Beomi / InfiniTransformer

Unofficial PyTorch/🤗Transformers(Gemma/Llama3) implementation of Leave No Context Behind: Efficient Infinite Context Transformers with Infini-attention
https://arxiv.org/abs/2404.07143
MIT License
347 stars 31 forks source link

About memory missing location information #23

Open LzhinFdu opened 6 months ago

LzhinFdu commented 6 months ago

I noticed that the memory retrieval and update happens before 'apply_rotary_pos_emb'. Wondering whether the memory lacking location information would confuse the model's perception of the order of historical information?

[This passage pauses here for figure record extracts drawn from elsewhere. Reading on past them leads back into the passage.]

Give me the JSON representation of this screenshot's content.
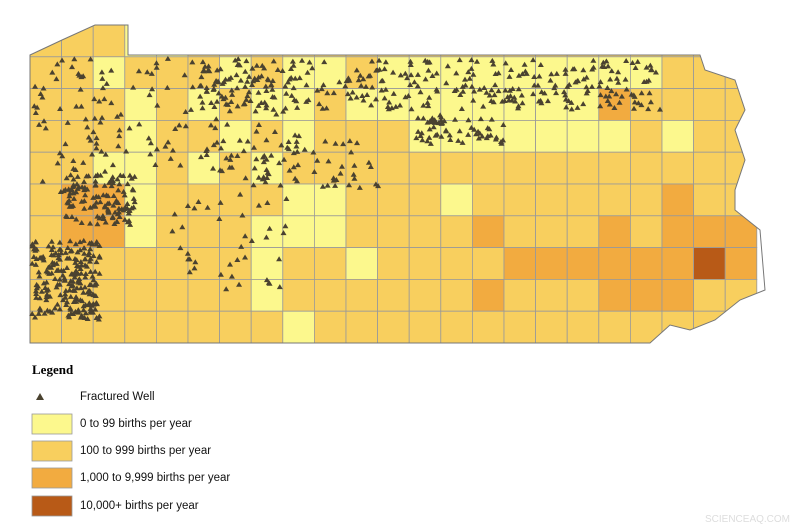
{
  "legend": {
    "title": "Legend",
    "well": "Fractured Well",
    "items": [
      {
        "label": "0 to 99 births per year",
        "color": "#fcf88d"
      },
      {
        "label": "100 to 999 births per year",
        "color": "#f8cf5e"
      },
      {
        "label": "1,000 to 9,999 births per year",
        "color": "#f2ab40"
      },
      {
        "label": "10,000+ births per year",
        "color": "#b85a17"
      }
    ]
  },
  "watermark": "SCIENCEAQ.COM"
}
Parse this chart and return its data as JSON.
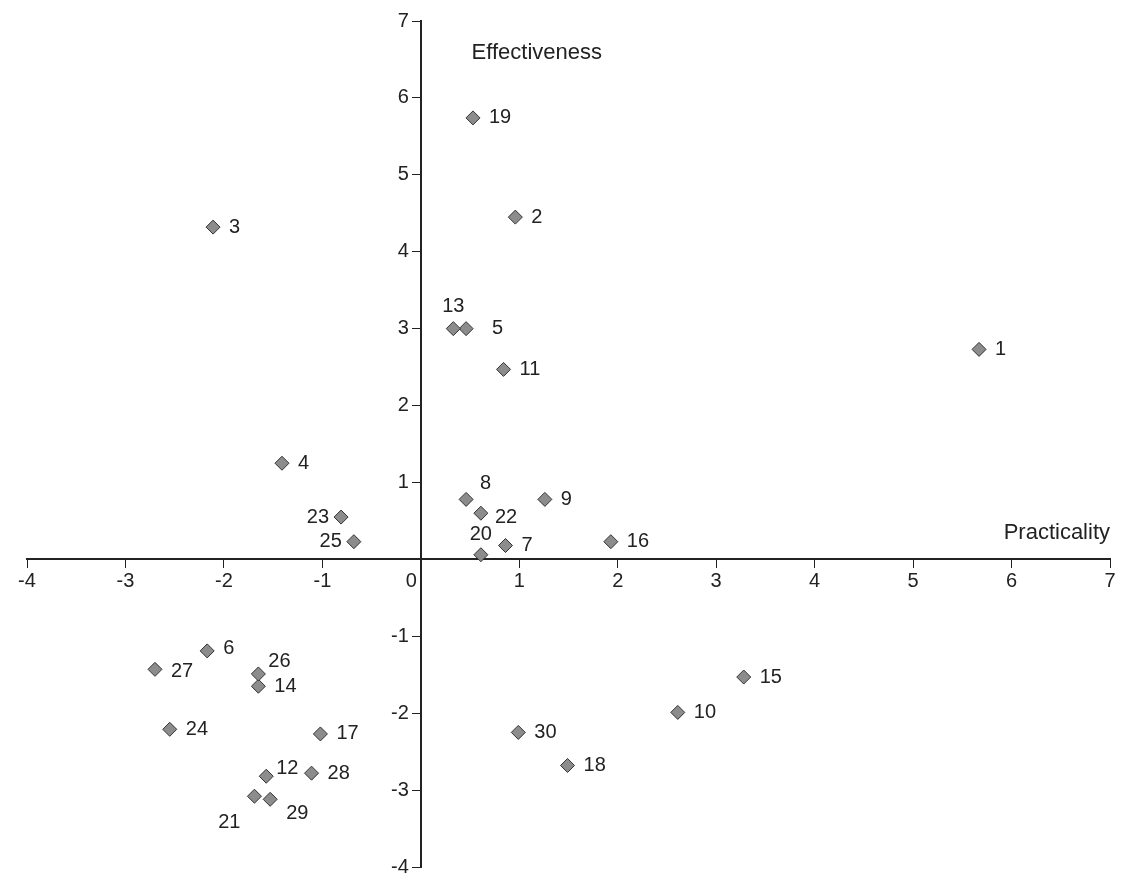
{
  "chart_data": {
    "type": "scatter",
    "xlabel": "Practicality",
    "ylabel": "Effectiveness",
    "xlim": [
      -4,
      7
    ],
    "ylim": [
      -4,
      7
    ],
    "xticks": [
      -4,
      -3,
      -2,
      -1,
      0,
      1,
      2,
      3,
      4,
      5,
      6,
      7
    ],
    "yticks": [
      -4,
      -3,
      -2,
      -1,
      {
        "value": 0,
        "label": null
      },
      1,
      2,
      3,
      4,
      5,
      6,
      7
    ],
    "grid": false,
    "legend": false,
    "marker": "diamond",
    "series": [
      {
        "color": "#8c8c8c",
        "x": [
          5.67,
          0.96,
          -2.11,
          -1.41,
          0.46,
          -2.17,
          0.86,
          0.46,
          1.26,
          2.61,
          0.84,
          -1.57,
          0.33,
          -1.65,
          3.28,
          1.93,
          -1.02,
          1.49,
          0.53,
          0.61,
          -1.69,
          0.61,
          -0.81,
          -2.55,
          -0.68,
          -1.65,
          -2.7,
          -1.11,
          -1.53,
          0.99
        ],
        "values": [
          2.73,
          4.45,
          4.32,
          1.25,
          3.0,
          -1.19,
          0.18,
          0.78,
          0.78,
          -1.99,
          2.47,
          -2.82,
          3.0,
          -1.65,
          -1.53,
          0.23,
          -2.27,
          -2.68,
          5.74,
          0.06,
          -3.08,
          0.6,
          0.55,
          -2.21,
          0.23,
          -1.49,
          -1.43,
          -2.78,
          -3.12,
          -2.25
        ]
      }
    ],
    "annotations": [
      {
        "text": "1",
        "x": 5.67,
        "y": 2.73
      },
      {
        "text": "2",
        "x": 0.96,
        "y": 4.45
      },
      {
        "text": "3",
        "x": -2.11,
        "y": 4.32
      },
      {
        "text": "4",
        "x": -1.41,
        "y": 1.25
      },
      {
        "text": "5",
        "x": 0.46,
        "y": 3.0
      },
      {
        "text": "6",
        "x": -2.17,
        "y": -1.19
      },
      {
        "text": "7",
        "x": 0.86,
        "y": 0.18
      },
      {
        "text": "8",
        "x": 0.46,
        "y": 0.78
      },
      {
        "text": "9",
        "x": 1.26,
        "y": 0.78
      },
      {
        "text": "10",
        "x": 2.61,
        "y": -1.99
      },
      {
        "text": "11",
        "x": 0.84,
        "y": 2.47
      },
      {
        "text": "12",
        "x": -1.57,
        "y": -2.82
      },
      {
        "text": "13",
        "x": 0.33,
        "y": 3.0
      },
      {
        "text": "14",
        "x": -1.65,
        "y": -1.65
      },
      {
        "text": "15",
        "x": 3.28,
        "y": -1.53
      },
      {
        "text": "16",
        "x": 1.93,
        "y": 0.23
      },
      {
        "text": "17",
        "x": -1.02,
        "y": -2.27
      },
      {
        "text": "18",
        "x": 1.49,
        "y": -2.68
      },
      {
        "text": "19",
        "x": 0.53,
        "y": 5.74
      },
      {
        "text": "20",
        "x": 0.61,
        "y": 0.06
      },
      {
        "text": "21",
        "x": -1.69,
        "y": -3.08
      },
      {
        "text": "22",
        "x": 0.61,
        "y": 0.6
      },
      {
        "text": "23",
        "x": -0.81,
        "y": 0.55
      },
      {
        "text": "24",
        "x": -2.55,
        "y": -2.21
      },
      {
        "text": "25",
        "x": -0.68,
        "y": 0.23
      },
      {
        "text": "26",
        "x": -1.65,
        "y": -1.49
      },
      {
        "text": "27",
        "x": -2.7,
        "y": -1.43
      },
      {
        "text": "28",
        "x": -1.11,
        "y": -2.78
      },
      {
        "text": "29",
        "x": -1.53,
        "y": -3.12
      },
      {
        "text": "30",
        "x": 0.99,
        "y": -2.25
      }
    ]
  }
}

Lazy3valuation commented 6 months ago

From the readme: "Can train 'infinite' context -- check train.gemma.infini.noclm.1Mseq.sh with 1x H100 80G (with AdamW optimizer, No gradient checkpointing)". However I can train it with 12GB with 8b quantization and a segment size of 400.

LzhinFdu commented 6 months ago

I can also run through training. However, the current training results are not very good. I'm trying to train further

pengshuang commented 4 months ago

I also have same question, can you solve it ?

LzhinFdu commented 4 months ago

You can try to adjust the memory retrieval process to the end of 'apply_rotary_pos_emb' and compare the training performance. However, I did not try it further.

pengshuang commented 4 months ago

Thanks for your response.

lihua8848 commented 3 months ago

Can this retain location information?